Another interesting model is Anthropic's Claude; its writing style is slightly less robotic than ChatGPT's. It trades blows with ChatGPT-4 in several benchmarks. Code generation seems to be a bit better on Claude. It features a larger context window of 200K tokens (ChatGPT 4o is 128K tokens).

A downside of Anthropic's API is that it doesn't natively support RAG and fine-tuning like OpenAI's offerings (but it offers its model on Amazon Bedrock, where RAG and fine-tuning are supported).

You had hands-on experience with local LLM when your team implemented it into the POC. Could you walk us through the procedure, what use local LLM served, what challenges were met or surpassed, and how?

As with the previous question about which questions should be answered before choosing a model, we reviewed the same questionnaire and identified the fundamentals we needed to cover. For our specific use case, we needed to extract metadata from user-provided CSV files; thus, the level of accuracy required was very high, with consistently reproducible outputs and quick responses.

These files contain user data, so we also had to respect privacy requirements. Following these guidelines, we opted to use Llama 3.1 8B, running locally to keep our data private and protected. One of the first hurdles we encountered was hallucinations and inconsistent outputs; we fixed these by rewriting our system prompt, lowering the model's temperature, and adding a seed to get reproducible outputs.

After that, multiple system iterations prompt fine-tuning of the output. Another issue we encountered was context-length limits, where it's easy to overwhelm the 8K-token limit of Llama 3.1 8B with a large CSV file.

We are currently truncating files to fit this limit, but we're actively working on using RAG to load entire files into the LLM to retrieve information about the entire dataset. In the future, we're also looking into fine-tuning by training on files uploaded by users on our platform.

How do you see the future perspective of local/open-source versus proprietary regarding costs and privacy amid current sociopolitical changes?
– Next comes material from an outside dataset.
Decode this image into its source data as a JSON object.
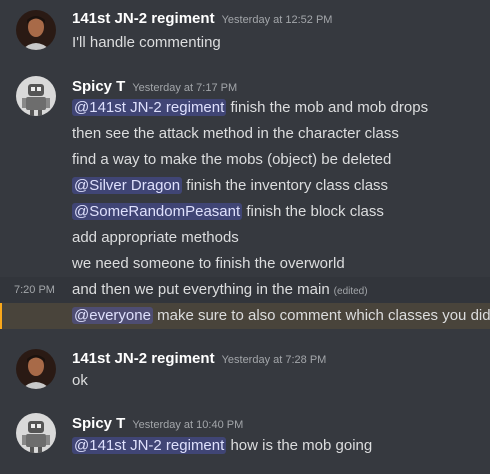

With the industry-wide push for AI and the technological advances we see with portable devices being able to run on-device models, we will spotlight compact, more energy-efficient models. While there will be proprietary models, I think this will also accelerate the release of open-source models.

We already have impressive open-source models that can run on consumer hardware; if the big player joins in to create these smaller models, we will see a renaissance of sorts for small LLM models. This, in turn, would allow for more ubiquitous integration of LLMs for specific tasks throughout existing product stacks.